The board has been trying to decide how to reorganize the school system and potentially capitalize on an unofficial proposal from the city to buy the existing middle school on Alabama 21.
The projects ranged from an estimated $8.7 million to convert Golden Springs Elementary to $12 million to build the wing from the ground up at Anniston High School. The plans are generic at this stage and would have to be fine-tuned by the board, which could affect the final cost, said architect Seawell McKee.
Representing McKee and Associates, McKee provided the estimates so the board members could compare the costs as they decide how to proceed. McKee said he was donating his time so the members would have the best information to make a decision.
“So, feel free to use a lot of my time,” McKee said. “This is the fun stuff that we do.”
Converting Cobb Elementary would require enlarging each classroom to 780 square feet, the minimum recommended by the state Department of Education for 26 middle school-aged students. The school would need a new gymnasium, library with computer stations, two special education and one gifted enrichment rooms, band and choral rooms and a computer lab, McKee said. The plan would also require the city to vacate a portion of a street that lies between the school system’s properties.
It would be slightly easier to renovate at Golden Springs Elementary and the cost reflects that, McKee said.
Renovations at Tenth Street Elementary would be “very, very complicated,” McKee said. Site work alone would eat up $1.3 million and would require cutting into the hillside on which the school is built, he said. That renovation would cost approximately $10.5 million.
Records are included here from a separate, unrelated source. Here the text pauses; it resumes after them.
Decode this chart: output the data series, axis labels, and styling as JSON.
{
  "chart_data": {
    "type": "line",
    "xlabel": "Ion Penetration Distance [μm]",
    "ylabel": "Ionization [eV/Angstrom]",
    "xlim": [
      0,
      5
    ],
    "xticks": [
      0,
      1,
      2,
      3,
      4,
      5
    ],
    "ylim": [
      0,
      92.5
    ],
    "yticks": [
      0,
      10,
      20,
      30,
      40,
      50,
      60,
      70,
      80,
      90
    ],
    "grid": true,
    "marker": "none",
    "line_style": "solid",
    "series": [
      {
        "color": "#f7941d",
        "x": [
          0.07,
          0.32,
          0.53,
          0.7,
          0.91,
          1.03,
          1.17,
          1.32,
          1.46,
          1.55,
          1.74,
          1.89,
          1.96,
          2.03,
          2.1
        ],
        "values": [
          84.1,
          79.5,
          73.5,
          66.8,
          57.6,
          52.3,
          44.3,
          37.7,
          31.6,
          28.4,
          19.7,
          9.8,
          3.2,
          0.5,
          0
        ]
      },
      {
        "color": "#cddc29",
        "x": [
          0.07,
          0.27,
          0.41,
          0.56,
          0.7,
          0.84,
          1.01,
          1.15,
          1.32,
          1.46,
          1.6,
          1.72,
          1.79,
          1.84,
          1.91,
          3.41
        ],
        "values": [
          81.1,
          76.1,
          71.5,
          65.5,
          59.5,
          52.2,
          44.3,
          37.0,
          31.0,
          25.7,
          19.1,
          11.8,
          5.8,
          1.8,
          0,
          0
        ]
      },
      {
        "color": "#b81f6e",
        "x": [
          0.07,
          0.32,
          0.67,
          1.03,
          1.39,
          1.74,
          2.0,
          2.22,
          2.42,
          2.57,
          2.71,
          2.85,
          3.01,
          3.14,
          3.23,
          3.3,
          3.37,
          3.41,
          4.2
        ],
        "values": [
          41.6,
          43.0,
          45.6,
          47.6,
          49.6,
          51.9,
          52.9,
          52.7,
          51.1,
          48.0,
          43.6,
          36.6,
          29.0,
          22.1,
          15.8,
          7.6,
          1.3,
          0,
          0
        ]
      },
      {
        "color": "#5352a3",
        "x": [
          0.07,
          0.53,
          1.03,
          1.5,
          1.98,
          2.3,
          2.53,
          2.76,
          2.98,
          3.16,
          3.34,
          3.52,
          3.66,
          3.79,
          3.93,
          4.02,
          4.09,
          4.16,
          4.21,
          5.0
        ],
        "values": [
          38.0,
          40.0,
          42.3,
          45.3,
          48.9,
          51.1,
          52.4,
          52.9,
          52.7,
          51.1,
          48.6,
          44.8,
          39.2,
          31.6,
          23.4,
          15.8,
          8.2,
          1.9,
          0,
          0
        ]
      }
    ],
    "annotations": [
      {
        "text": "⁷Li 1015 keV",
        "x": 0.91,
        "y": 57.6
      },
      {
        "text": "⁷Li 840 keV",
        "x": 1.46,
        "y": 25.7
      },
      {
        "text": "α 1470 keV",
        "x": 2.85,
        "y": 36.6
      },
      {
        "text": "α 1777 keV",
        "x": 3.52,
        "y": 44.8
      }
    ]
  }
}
Superintendent Joan Frazier asked how much it would cost to tear down an elementary school and build a new middle school on the property. McKee said to build a 70,000-square-foot school for about 400 seventh- and eighth-graders would cost about $9 million. New construction could generate savings because, said McKee, “you’re not restricted by an existing building, so to speak.”
“The other advantage of that is you can now organize the school in a better educational model,” he said.
To build a new seventh- and eighth-grade wing at the high school would cost about $12 million, McKee estimated
In addition to the work on the schools, the system also would have to relocate its central offices, now in a wing of the middle school. The board was considering using the vocational building on the corner of Woodstock Avenue and 11th Street. That renovation would cost approximately $1.2 million, McKee said.
McKee suggested the board figure out how much money it could put towards debt each year and he could work from that amount to figure up a plan. But coming up with that figure was a problem for the board members.
“You’re going to have to get that answer by calling 236-3422,” said board member Bill Robison. “That’s the Anniston city manager’s office.”
McKee said the city has committed some of its new sales tax increase to the school system. The board could use that to create a budget, he said. Frazier and Robison pointed out that the City Council has never said exactly how much of that money, generated by the one-cent sales tax increase that took effect earlier this year, it would give to the school system.
“Most of the cost is going to have to come from the city because the board is committed to using any savings from the reorganization for educational purposes,” Robison said. “Therefore our money’s going to have to come from other cash flow that we can stand within the system — whatever Jimmie (Thompson, financial officer for the school system) and Joan can squeeze and what the council’s willing to put up buying this building and extra.”
The board scheduled a work session for July 24 to discuss system reorganization further.
In other business, the board members:
• Approved renting the high school facilities to the Anniston Runners Club the first weekend in August for the Woodstock 5K. The club will not have to pay a rental fee, but will pay for maintenance costs.
• Approved 4-0 an organizational chart defining the system’s employees’ job descriptions and hierarchy. Board President Mary Harrington abstained from the vote.
• Approved a student code of conduct. The code is unchanged from the past school year.
• Approved athletic supplements for coaches and assistants at the high school.